Graph Spectral Embedding for Parsimonious Transmission of Multivariate Time Series

TL;DR

This paper introduces LESS, a graph spectral method for efficient, unsupervised encoding of multivariate time series that captures event structures and is suitable for data-constrained environments, demonstrated on speech digit data.

Contribution

The paper presents LESS, a novel spectral representation technique for multivariate time series that is parsimonious, unsupervised, and computationally efficient, suitable for heterogeneous sensor data.

Findings

LESS effectively compresses high-dimensional time series.

It captures event and transition structures without supervision.

Demonstrates robustness in digit classification with limited data.

Abstract

We propose a graph spectral representation of time series data that 1) is parsimoniously encoded to user-demanded resolution; 2) is unsupervised and performant in data-constrained scenarios; 3) captures event and event-transition structure within the time series; and 4) has near-linear computational complexity in both signal length and ambient dimension.
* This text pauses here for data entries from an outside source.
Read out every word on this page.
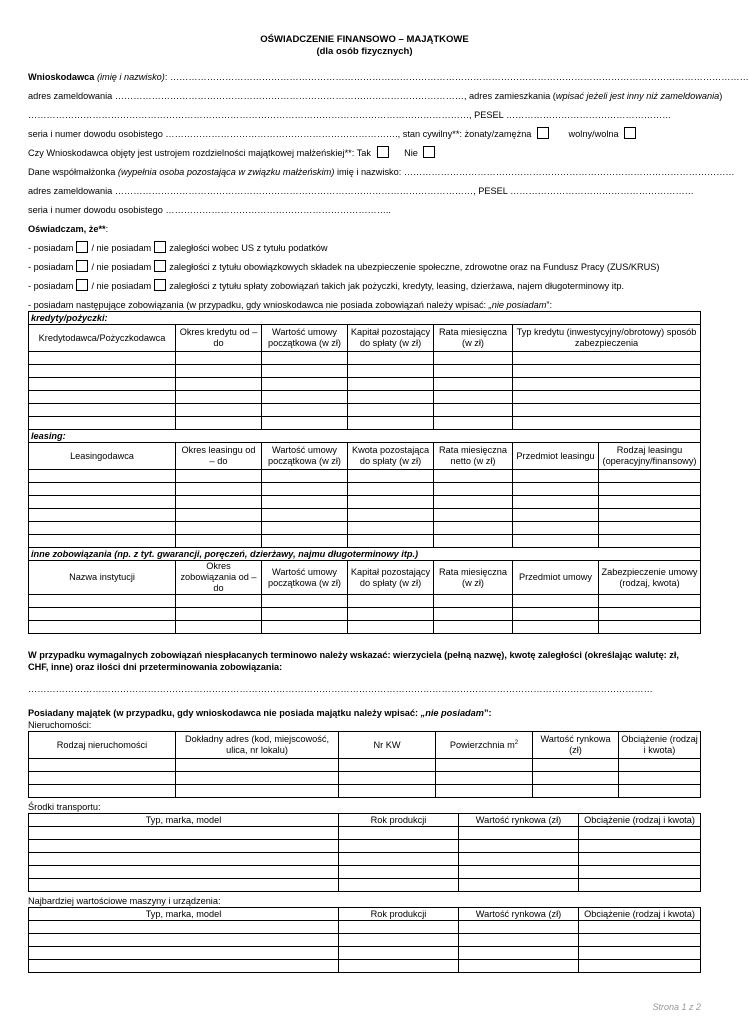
OŚWIADCZENIE FINANSOWO – MAJĄTKOWE
(dla osób fizycznych)
Wnioskodawca (imię i nazwisko): ………………………………………………………………………………………………………………………………………………………………………
adres zameldowania ……………………………………………………………………………………………………, adres zamieszkania (wpisać jeżeli jest inny niż zameldowania)
………………………………………………………………………………………………………………………………, PESEL ………………………………………………
seria i numer dowodu osobistego …………………………………………………………………., stan cywilny**: żonaty/zamężna	wolny/wolna
Czy Wnioskodawca objęty jest ustrojem rozdzielności majątkowej małżeńskiej**: Tak	Nie
Dane współmałżonka (wypełnia osoba pozostająca w związku małżeńskim) imię i nazwisko: ………………………………………………………………………………………………
adres zameldowania ………………………………………………………………………………………………………, PESEL ……………………………………………………
seria i numer dowodu osobistego ………………………………………………………………..
Oświadczam, że**:
- posiadam / nie posiadam zaległości wobec US z tytułu podatków
- posiadam / nie posiadam zaległości z tytułu obowiązkowych składek na ubezpieczenie społeczne, zdrowotne oraz na Fundusz Pracy (ZUS/KRUS)
- posiadam / nie posiadam zaległości z tytułu spłaty zobowiązań takich jak pożyczki, kredyty, leasing, dzierżawa, najem długoterminowy itp.
- posiadam następujące zobowiązania (w przypadku, gdy wnioskodawca nie posiada zobowiązań należy wpisać: „nie posiadam”:
kredyty/pożyczki:					
Kredytodawca/Pożyczkodawca	Okres kredytu od – do	Wartość umowy początkowa (w zł)	Kapitał pozostający do spłaty (w zł)	Rata miesięczna (w zł)	Typ kredytu (inwestycyjny/obrotowy) sposób zabezpieczenia

leasing:						
Leasingodawca	Okres leasingu od – do	Wartość umowy początkowa (w zł)	Kwota pozostająca do spłaty (w zł)	Rata miesięczna netto (w zł)	Przedmiot leasingu	Rodzaj leasingu (operacyjny/finansowy)

inne zobowiązania (np. z tyt. gwarancji, poręczeń, dzierżawy, najmu długoterminowy itp.)						
Nazwa instytucji	Okres zobowiązania od – do	Wartość umowy początkowa (w zł)	Kapitał pozostający do spłaty (w zł)	Rata miesięczna (w zł)	Przedmiot umowy	Zabezpieczenie umowy (rodzaj, kwota)

W przypadku wymagalnych zobowiązań niespłacanych terminowo należy wskazać: wierzyciela (pełną nazwę), kwotę zaległości (określając walutę: zł, CHF, inne) oraz ilości dni przeterminowania zobowiązania:
……………………………………………………………………………………………………………………………………………………………………………………
Posiadany majątek (w przypadku, gdy wnioskodawca nie posiada majątku należy wpisać: „nie posiadam”:
Nieruchomości:
Rodzaj nieruchomości	Dokładny adres (kod, miejscowość, ulica, nr lokalu)	Nr KW	Powierzchnia $m^2$	Wartość rynkowa (zł)	Obciążenie (rodzaj i kwota)

Środki transportu:
Typ, marka, model	Rok produkcji	Wartość rynkowa (zł)	Obciążenie (rodzaj i kwota)

Najbardziej wartościowe maszyny i urządzenia:
Typ, marka, model	Rok produkcji	Wartość rynkowa (zł)	Obciążenie (rodzaj i kwota)

Strona 1 z 2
This representation, which we call Laplacian Events Signal Segmentation (LESS), can be computed on time series of arbitrary dimension and originating from sensors of arbitrary type. Hence, time series originating from sensors of heterogeneous type can be compressed to levels demanded by constrained-communication environments, before being fused at a common center. Temporal dynamics of the data is summarized without explicit partitioning or probabilistic modeling. As a proof-of-principle, we apply this technique on high dimensional wavelet coefficients computed from the Free Spoken Digit Dataset to generate a memory efficient representation that is interpretable. Due to its unsupervised and non-parametric nature, LESS representations remain performant in the digit classification task despite the absence of labels and limited data.